Ime s’est installé dans une communauté de socialistes parlant yiddish à New Haven, dans le Connecticut, avec ses parents âgés. Il a ouvert un magasin de fruits et légumes sur Legion Avenue. Comme dans le Lower East Side, ce petit quartier d’affaires réunissait tout : l’épicier, le boucher, le boulanger, le magasin de produits secs. Tous les magasins appartenaient à des familles d’immigrants juifs et italiens.
De temps en temps, quelqu’un essayait de cambrioler le magasin. Même en tant que commerçant âgé de 60 ou 70 ans, Ime, sans arme, « pouvait prendre l’arme du cambrioleur », a déclaré l’oncle Don. Il ressortait généralement de la bagarre le visage ensanglanté.
Sur les photos usées que ma grand-tante Mildred (la plus jeune et la seule fille d'Ime) m'a montrées pour la première fois il y a environ 12 ans, on le voit debout devant sa boutique, un tablier d'épicier soigneusement enroulé autour de la taille. Il sourit, une sorte de sourire aux lèvres fermées et baissées qui ressemble à un froncement de sourcils. J'ai souvent vu des membres de ma famille, des immigrants de première génération, faire ce genre de sourire.
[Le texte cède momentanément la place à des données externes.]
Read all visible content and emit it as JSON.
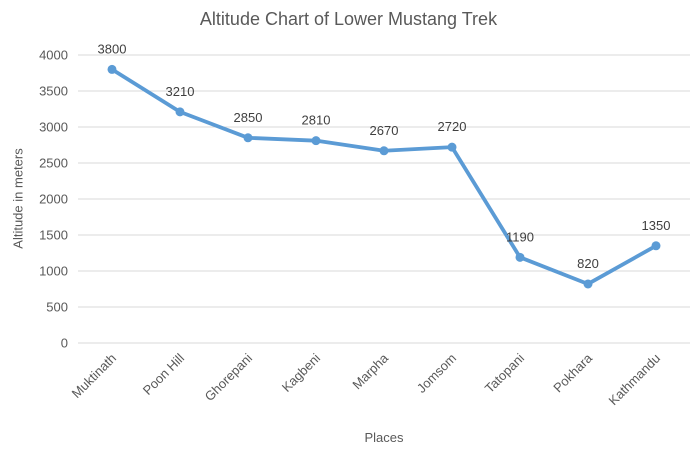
{
  "chart_data": {
    "type": "line",
    "title": "Altitude Chart of Lower Mustang Trek",
    "xlabel": "Places",
    "ylabel": "Altitude in meters",
    "categories": [
      "Muktinath",
      "Poon Hill",
      "Ghorepani",
      "Kagbeni",
      "Marpha",
      "Jomsom",
      "Tatopani",
      "Pokhara",
      "Kathmandu"
    ],
    "values": [
      3800,
      3210,
      2850,
      2810,
      2670,
      2720,
      1190,
      820,
      1350
    ],
    "data_labels": [
      "3800",
      "3210",
      "2850",
      "2810",
      "2670",
      "2720",
      "1190",
      "820",
      "1350"
    ],
    "ytick_labels": [
      "0",
      "500",
      "1000",
      "1500",
      "2000",
      "2500",
      "3000",
      "3500",
      "4000"
    ],
    "ylim": [
      0,
      4000
    ],
    "ytick_step": 500,
    "grid": true,
    "legend_position": "none",
    "colors": {
      "line": "#5B9BD5",
      "marker": "#5B9BD5",
      "gridline": "#D9D9D9",
      "axis_text": "#595959",
      "data_label": "#404040",
      "title": "#595959",
      "background": "#FFFFFF"
    }
  }
}
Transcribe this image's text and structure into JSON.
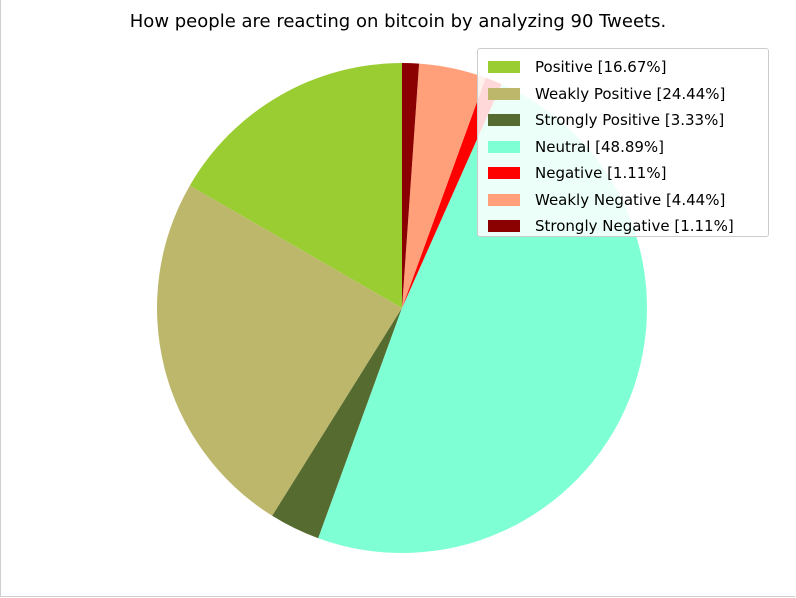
{
  "chart_data": {
    "type": "pie",
    "title": "How people are reacting on bitcoin by analyzing 90 Tweets.",
    "slices": [
      {
        "label": "Positive [16.67%]",
        "value": 16.67,
        "color": "#9acd32"
      },
      {
        "label": "Weakly Positive [24.44%]",
        "value": 24.44,
        "color": "#bdb76b"
      },
      {
        "label": "Strongly Positive [3.33%]",
        "value": 3.33,
        "color": "#556b2f"
      },
      {
        "label": "Neutral [48.89%]",
        "value": 48.89,
        "color": "#7fffd4"
      },
      {
        "label": "Negative [1.11%]",
        "value": 1.11,
        "color": "#ff0000"
      },
      {
        "label": "Weakly Negative [4.44%]",
        "value": 4.44,
        "color": "#ffa07a"
      },
      {
        "label": "Strongly Negative [1.11%]",
        "value": 1.11,
        "color": "#8b0000"
      }
    ],
    "start_angle_deg": 90,
    "direction": "counterclockwise",
    "legend_position": "upper-right"
  }
}
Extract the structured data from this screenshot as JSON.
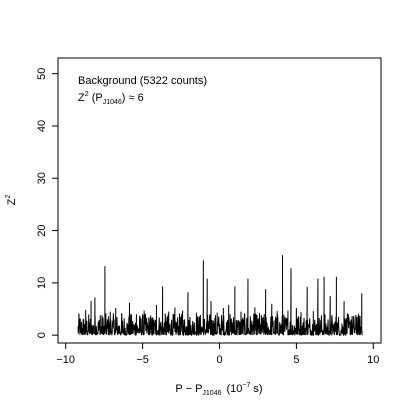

Ime a vécu une vie difficile : mis sur liste noire, pauvre et expulsé. Sa femme Lizzie et ses quatre enfants ont été jetés sur le trottoir d'innombrables fois. Une fois devenu grand-père et arrière-grand-père, sa vie de famille lui a offert un peu de réconfort. nakhes (joie).
Depuis toujours, Lizzie, la « pragmatique », contrebalance ses idéaux chimériques. Elle gère les maigres finances de la famille, s’assurant que tout le monde mange. « Elle lui apportait même de la soupe au poulet à la prison de Deer Island », raconte ma grand-tante Mildred, la plus jeune fille d’Ime. Ime avait peut-être des principes, mais il adorait la cuisine maison de sa femme.
Ma grand-tante Mildred a décrit les trois fils d’Ime (ses frères aînés) comme de grands et beaux jeunes hommes « avec des qualités de stars de cinéma ». Mais lorsque le fils aîné, Harry, a obtenu une bourse d’études complète au mérite pour l’Université Yale, Ime ne l’a pas félicité. Ses principes anticapitalistes purs l’ont-ils empêché de faire l’éloge de ses propres enfants ? Pourtant, Ime a vécu assez longtemps pour voir naître plusieurs arrière-petits-enfants avant sa mort prématurée en 1973, victime d’un horrible accident avec délit de fuite, causé par un conducteur âgé et malvoyant. Lizzy a survécu.
Après avoir lu les gros titres de la presse de 1919 à mon fils de 7 ans, j’ai dit : « Ton arrière-arrière-grand-père Chaim Mendel était célèbre ! » Je lui ai raconté comment il avait été arrêté alors qu’il travaillait pour rendre le monde meilleur, à une époque où il n’existait pas encore de lois pour protéger les travailleurs. « Oh, alors il ressemblait un peu à Rosa Parks ? » a demandé mon fils.
D’une certaine manière, c’était peut-être le cas. En tant qu’immigrant juif ukrainien militant, il a risqué l’arrestation pour contester les lois injustes de l’époque.
« Avez-vous entendu parler de Rosa Parks grâce à Xavier Riddle? » lui ai-je demandé, en faisant référence à une émission de PBS Kids qui enseigne l’histoire aux enfants d’âge primaire.
« Oui, répondit-il. Pourquoi Chaim Mendl ne peut-il pas être sur Xavier Riddle ? »
C'est une excellente question. J'aimerais bien le savoir aussi.